Building and maintaining roads, bridges and tunnels is an expensive proposition, and rising costs mean that municipal, county and state budgets often fall short. Raising tolls, or raising the taxes levied on gasoline are both ways to address revenue shortages, but neither are popular with drivers.

A nine-county regional agency in Northern California, the Metropolitan Transportation Commission (MTC), is considering a plan that would tax motorists by the miles actually driven. While the plan sounds fair on paper, it relies on technology than most drivers would object to having in their personal vehicles.

In order to measure miles driven, cars would likely be equipped with a GPS tracking device, and as Wheels Blog points out, that raises all kinds of privacy concerns. After all, couldn’t such a system also track where a vehicle was driven, at what time and at what speed?

The MTC is quick to point out that, “tracking people is the last thing we care about,” according to spokesman Randy Rentschler.
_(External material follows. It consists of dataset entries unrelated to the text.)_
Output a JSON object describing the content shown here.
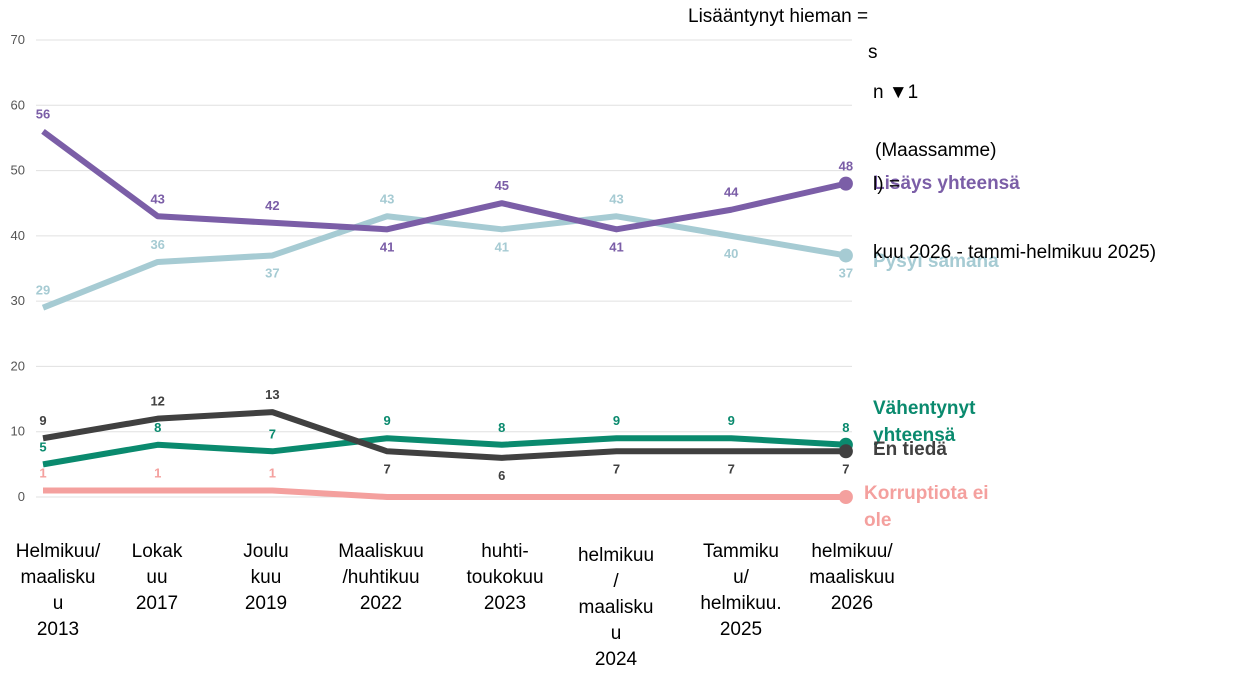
{
  "chart_data": {
    "type": "line",
    "categories": [
      "Helmikuu/\nmaalisku\nu\n2013",
      "Lokak\nuu\n2017",
      "Joulu\nkuu\n2019",
      "Maaliskuu\n/huhtikuu\n2022",
      "huhti-\ntoukokuu\n2023",
      "helmikuu\n/\nmaalisku\nu\n2024",
      "Tammiku\nu/\nhelmikuu.\n2025",
      "helmikuu/\nmaaliskuu\n2026"
    ],
    "series": [
      {
        "name": "Lisäys yhteensä",
        "color": "#7b5ea7",
        "values": [
          56,
          43,
          42,
          41,
          45,
          41,
          44,
          48
        ]
      },
      {
        "name": "Pysyi samana",
        "color": "#a6cbd3",
        "values": [
          29,
          36,
          37,
          43,
          41,
          43,
          40,
          37
        ]
      },
      {
        "name": "Vähentynyt yhteensä",
        "color": "#0a8a6e",
        "values": [
          5,
          8,
          7,
          9,
          8,
          9,
          9,
          8
        ]
      },
      {
        "name": "En tiedä",
        "color": "#404040",
        "values": [
          9,
          12,
          13,
          7,
          6,
          7,
          7,
          7
        ]
      },
      {
        "name": "Korruptiota ei ole",
        "color": "#f4a09e",
        "values": [
          1,
          1,
          1,
          0,
          0,
          0,
          0,
          0
        ],
        "value_labels": [
          "1",
          "1",
          "1",
          null,
          null,
          null,
          null,
          null
        ]
      }
    ],
    "ylim": [
      0,
      70
    ],
    "yticks": [
      0,
      10,
      20,
      30,
      40,
      50,
      60,
      70
    ],
    "grid": true,
    "annotations": [
      "Lisääntynyt hieman =",
      "s",
      "n ▼1",
      "(Maassamme)",
      "l) =",
      "kuu 2026 - tammi-helmikuu 2025)"
    ]
  }
}
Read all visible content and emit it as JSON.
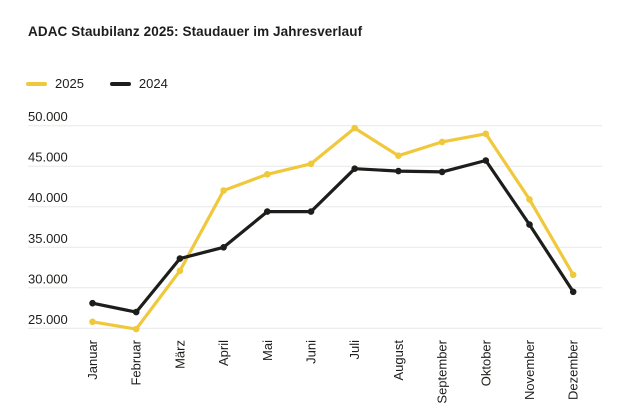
{
  "header": {
    "title": "ADAC Staubilanz 2025: Staudauer im Jahresverlauf"
  },
  "legend": [
    {
      "label": "2025",
      "color": "#F0C83C"
    },
    {
      "label": "2024",
      "color": "#1D1D1B"
    }
  ],
  "chart_data": {
    "type": "line",
    "title": "ADAC Staubilanz 2025: Staudauer im Jahresverlauf",
    "categories": [
      "Januar",
      "Februar",
      "März",
      "April",
      "Mai",
      "Juni",
      "Juli",
      "August",
      "September",
      "Oktober",
      "November",
      "Dezember"
    ],
    "series": [
      {
        "name": "2025",
        "color": "#F0C83C",
        "values": [
          25800,
          24900,
          32100,
          42000,
          44000,
          45300,
          49700,
          46300,
          48000,
          49000,
          40900,
          31600
        ]
      },
      {
        "name": "2024",
        "color": "#1D1D1B",
        "values": [
          28100,
          27000,
          33600,
          35000,
          39400,
          39400,
          44700,
          44400,
          44300,
          45700,
          37800,
          29500
        ]
      }
    ],
    "y_axis": {
      "min": 25000,
      "max": 50000,
      "tick_step": 5000,
      "tick_labels": [
        "25.000",
        "30.000",
        "35.000",
        "40.000",
        "45.000",
        "50.000"
      ]
    },
    "x_axis": {
      "label_rotation_deg": -90
    },
    "grid": "horizontal",
    "legend_position": "top-left"
  },
  "colors": {
    "background": "#FFFFFF",
    "grid": "#E8E8E8",
    "text": "#1D1D1B"
  }
}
The vehicle tracking scenario is also just one of many under consideration, and Rentschler further clarifies that, “...it’s way too early to say if any plan would track people’s mileage with GPS. That’s one way it could work.”

Critics say that taxing by miles driven would unfairly impact lower-income drivers, requiring any such fee to take income into consideration. Still, a user fee is seen as more relevant than raising sales taxes, as doing so would impact those who opt not to drive.

The MTC is hardly the first agency to propose such a plan. In 2009, a bipartisan Congressional commission, the National Surface Transportation Infrastructure Financing Commission, recommended a switch away from taxing gasoline to taxing miles driven by 2020.

No detailed discussion of how to implement such a system was provided, and the group’s ideas were never implemented. As this idea keeps turning up in discussion, it seems to us that a road tax based on miles driven is inevitable.